Each year since 1971, the people of Nova Scotia have gifted Boston a majestic Christmas tree. The annual tree lighting in the Boston Common attracts thousands, although not all are familiar with the history behind the gift.
Canada’s generosity is attached to a century-old thank-you for Boston’s first response to a disaster some have compared to the scale of 9/11. In December 1917, two cargo ships collided in Halifax Harbor, one a French cargo ship carrying explosives, which resulted in the largest man-made explosion prior to the atomic bomb. Waves of responders soon came to our Canadian neighbors’ aid.

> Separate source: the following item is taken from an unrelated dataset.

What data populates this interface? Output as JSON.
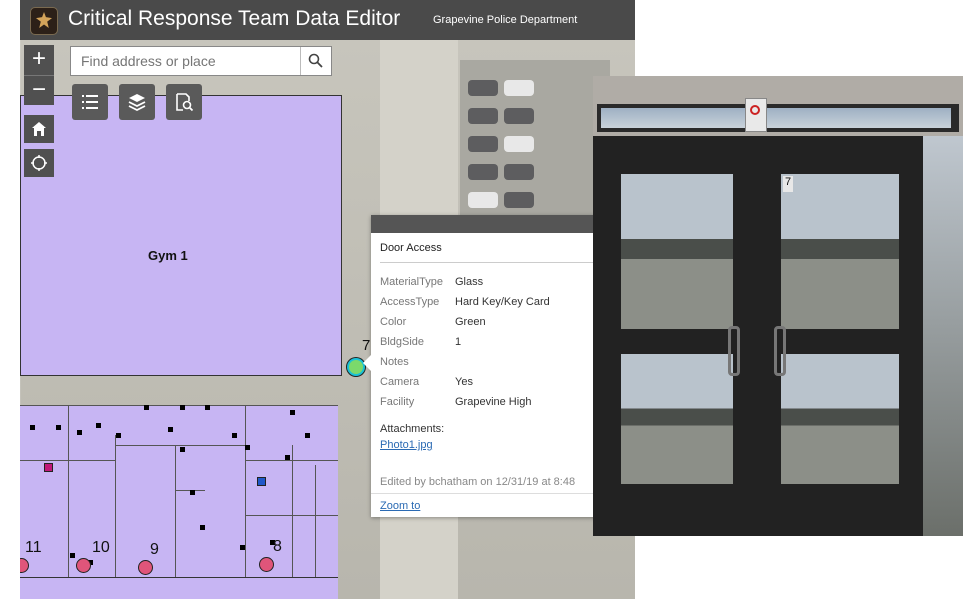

In fact, one of the first trains to arrive was one commissioned by The Church of Christ, Scientist, in Boston. It carried warm clothing and monetary aid, as well as transporting Red Cross supplies, doctors and nurses, and others ready to contribute to the relief efforts. Strained relations between Canada and the United States at the time were dramatically improved because of the US response to the tragedy.
This spirit of neighbors helping neighbors has certainly been a theme this year as our global community witnessed first responders to large-scale disasters resulting from hurricanes, fires, and earthquakes. Many were displaced from their homes, in need of food and shelter, and above all comfort and hope for a brighter future.